From: A deterministic neuromorphic architecture with scalable time synchronization

a Wall-clock times for systems with increasing number of cores. As the number of cores increases, the wall-clock time of NeuroScale remains steady (\({{{\mathcal{O}}}}(1)\) scaling), while the wall-clock times of Loihi and TrueNorth gradually increase (\({{{\mathcal{O}}}}(\sqrt{n})\) scaling, where n is the core count). Wall-clock times are normalized to the wall-clock time of a 256-core NeuroScale system. For a 16,384-core system, NeuroScale is over four times faster than Loihi and TrueNorth. Note that Intel’s recently announced Hala Point system has 140,544 cores. b Wall-clock times of a fixed-size network spanning 256 cores on systems of increasing size.

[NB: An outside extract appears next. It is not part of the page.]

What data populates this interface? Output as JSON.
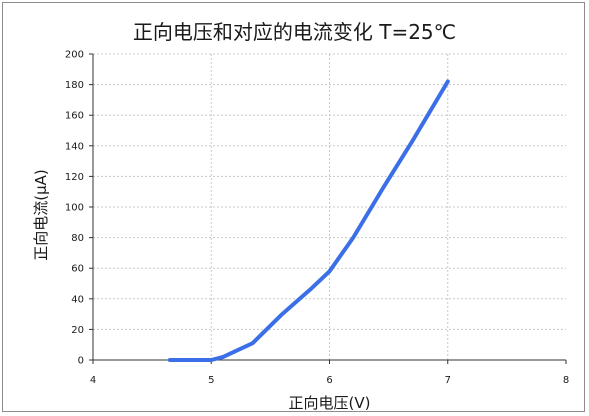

As the system size increases, the wall-clock time of NeuroScale stays constant (\({{{\mathcal{O}}}}(1)\) scaling), while that of Loihi and TrueNorth keeps increasing (\({{{\mathcal{O}}}}(\sqrt{n})\) scaling). c Effect of locality on the speedup of NeuroScale compared to Loihi and TrueNorth. A more significant speedup is achieved when communicating cores are placed in closer physical proximity (higher locality). d Effect of activity sparsity. NeuroScale achieves higher speedup with sparser spiking activity. Sparsity is measured as the average time interval between spikes.